Visit Agenda: Tren Anxiety Bag Gen Z, Cara Simpel Redakan Cemas Mendadak
Tren Anxiety Bag di Kalangan Gen Z: Solusi Praktis Mengatasi Kecemasan Mendadak
Munculnya Anxiety Bag di Tengah Kesadaran Mental Gen Z
Dalam era di mana anak muda semakin peka terhadap kesehatan mental, kecemasan menjadi topik yang sering diulas di media sosial. Survei terbaru menunjukkan peningkatan signifikan pada tingkat kecemasan di kalangan usia muda, dengan banyak yang mengalami serangan panik secara rutin saat beraktivitas. Di tengah kondisi ini, alat bantu bernama anxiety bag mulai menjadi solusi viral, yaitu tas kecil yang berisi benda-benda sederhana untuk meredakan ketegangan.
Fungsi Anxiety Bag dalam Menenangkan Kecemasan
Anxiety bag, juga dikenal sebagai panic pouch atau calm-down kit, dirancang untuk membantu pengguna mengalihkan fokus dari pikiran cemas ke sensasi fisik. Menurut Dr. Kyra Bobinet, ahli neuroscience, teknik seperti mindfulness sangat bagus, tetapi sulit diaplikasikan saat lingkungan penuh stimulasi. “Saat berada di suasana ramai, kamu belum tentu bisa mengingat teknik-teknik itu,” katanya.

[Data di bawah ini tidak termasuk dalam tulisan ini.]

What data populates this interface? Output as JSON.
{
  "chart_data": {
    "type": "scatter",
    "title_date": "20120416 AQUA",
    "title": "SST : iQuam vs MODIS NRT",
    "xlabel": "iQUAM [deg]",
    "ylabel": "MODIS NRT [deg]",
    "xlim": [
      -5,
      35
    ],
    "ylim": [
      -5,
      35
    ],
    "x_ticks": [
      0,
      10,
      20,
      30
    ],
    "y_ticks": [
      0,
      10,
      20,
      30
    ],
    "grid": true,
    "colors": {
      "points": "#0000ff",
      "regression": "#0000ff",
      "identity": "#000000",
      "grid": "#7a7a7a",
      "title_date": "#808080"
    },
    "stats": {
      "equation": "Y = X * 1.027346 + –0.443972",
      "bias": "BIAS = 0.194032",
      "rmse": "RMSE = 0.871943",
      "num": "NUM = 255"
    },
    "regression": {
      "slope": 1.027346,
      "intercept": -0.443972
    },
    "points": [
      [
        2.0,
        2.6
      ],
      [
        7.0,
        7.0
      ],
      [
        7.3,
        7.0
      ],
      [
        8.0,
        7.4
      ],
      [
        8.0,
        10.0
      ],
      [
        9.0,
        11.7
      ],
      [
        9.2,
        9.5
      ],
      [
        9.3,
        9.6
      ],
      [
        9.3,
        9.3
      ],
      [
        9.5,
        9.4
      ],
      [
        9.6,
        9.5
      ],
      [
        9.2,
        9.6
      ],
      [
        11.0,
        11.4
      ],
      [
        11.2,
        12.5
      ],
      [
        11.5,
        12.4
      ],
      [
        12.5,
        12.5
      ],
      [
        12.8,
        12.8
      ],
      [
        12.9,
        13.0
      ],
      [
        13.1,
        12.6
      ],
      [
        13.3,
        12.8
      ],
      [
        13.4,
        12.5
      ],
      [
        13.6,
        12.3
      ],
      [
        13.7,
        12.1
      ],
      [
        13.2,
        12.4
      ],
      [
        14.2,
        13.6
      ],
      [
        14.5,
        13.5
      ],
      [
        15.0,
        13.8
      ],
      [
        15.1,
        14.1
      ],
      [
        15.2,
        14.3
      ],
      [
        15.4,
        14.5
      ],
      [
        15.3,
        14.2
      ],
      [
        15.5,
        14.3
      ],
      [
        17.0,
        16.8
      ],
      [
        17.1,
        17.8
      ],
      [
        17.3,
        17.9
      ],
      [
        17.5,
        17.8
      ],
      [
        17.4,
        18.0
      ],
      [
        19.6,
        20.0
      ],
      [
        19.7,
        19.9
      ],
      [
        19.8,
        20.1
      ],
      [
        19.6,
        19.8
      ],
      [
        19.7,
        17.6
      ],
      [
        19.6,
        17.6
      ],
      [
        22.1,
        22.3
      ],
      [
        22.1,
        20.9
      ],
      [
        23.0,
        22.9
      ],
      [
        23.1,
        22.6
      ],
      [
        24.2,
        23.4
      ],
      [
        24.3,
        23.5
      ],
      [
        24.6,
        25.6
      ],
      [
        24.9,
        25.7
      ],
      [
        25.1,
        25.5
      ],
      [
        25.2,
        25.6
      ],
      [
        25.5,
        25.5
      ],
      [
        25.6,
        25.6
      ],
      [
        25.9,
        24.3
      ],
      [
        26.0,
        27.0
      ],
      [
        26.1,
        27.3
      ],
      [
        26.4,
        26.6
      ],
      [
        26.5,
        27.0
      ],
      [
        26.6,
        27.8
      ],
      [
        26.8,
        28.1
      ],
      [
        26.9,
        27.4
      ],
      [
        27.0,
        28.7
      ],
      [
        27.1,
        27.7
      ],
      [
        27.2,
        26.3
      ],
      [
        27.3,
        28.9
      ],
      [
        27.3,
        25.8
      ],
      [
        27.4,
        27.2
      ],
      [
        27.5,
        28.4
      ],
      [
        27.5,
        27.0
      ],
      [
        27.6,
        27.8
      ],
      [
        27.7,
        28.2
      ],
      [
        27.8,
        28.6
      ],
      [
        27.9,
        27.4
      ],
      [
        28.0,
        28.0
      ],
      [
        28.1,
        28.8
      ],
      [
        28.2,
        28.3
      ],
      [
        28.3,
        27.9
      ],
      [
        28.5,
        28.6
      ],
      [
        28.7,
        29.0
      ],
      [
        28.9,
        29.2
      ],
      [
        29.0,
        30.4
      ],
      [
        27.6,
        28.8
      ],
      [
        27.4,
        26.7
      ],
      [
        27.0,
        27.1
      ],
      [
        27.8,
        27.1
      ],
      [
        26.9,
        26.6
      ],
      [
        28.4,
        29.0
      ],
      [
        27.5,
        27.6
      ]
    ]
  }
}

“Ini cara untuk mengalihkan dan menenangkan. Menciptakan sensasi lain agar kamu tidak sepenuhnya dikuasai oleh pikiran cemas,” ujar Dr. Kyra Bobinet.
Konten yang Umum Ditemukan dalam Anxiety Bag
Banyak orang memilih item dalam anxiety bag sesuai dengan pemicu kecemasan masing-masing. Stefany Staples (24), misalnya, menggunakan permen asam, minyak esensial lavender, dan obat dalam tasnya untuk mengembalikan rasa tenang. “Ini membantu aku kembali ‘grounded’, benar-benar memutus siklus kecemasan di kepala,” jelasnya.
Rekomendasi Ahli untuk Penggunaan Anxiety Bag
Psikolog klinis Jenny Martin menekankan bahwa intervensi sensorik seperti memegang es, mencium aroma kuat, atau mengisap permen dengan rasa tajam bisa menghentikan lonjakan sistem saraf. Sementara MaryEllen Eller merekomendasikan benda bertekstur seperti fidget untuk memberikan sensasi sentuhan yang kuat. “Kamu perlu mencoba berbagai metode saat kondisi tenang agar otak terbiasa mengasosiasikan benda-benda itu dengan rasa aman,” tambahnya.
Kesadaran Mental dan Tren Anxiety Bag Gen Z
Survei Gallup 2023 menunjukkan hampir separuh remaja usia 12-26 tahun sering merasa cemas, memperkuat relevansi anxiety bag sebagai alat pendukung. Namun, psikiater Vinay Saranga mengingatkan bahwa alat ini sebaiknya hanya digunakan sebagai bantuan sementara. “Tujuannya adalah mengurangi ketergantungan, bahkan belajar mengelola kecemasan tanpa tas itu,” ujarnya.
“Ini ide yang bagus untuk membantu pasien. Namun dalam jangka panjang, tujuannya adalah mengurangi ketergantungan, bahkan belajar tanpa tas itu,” kata Vinay Saranga.
Tren ini mencerminkan upaya generasi muda dalam menemukan cara praktis menghadapi tekanan, sekaligus menunjukkan bahwa kesadaran akan kesehatan mental terus berkembang. Meski efektif sebagai langkah awal, keseimbangan tetap diperlukan agar solusi instan tidak menggantikan proses pemahaman mendalam tentang kecemasan.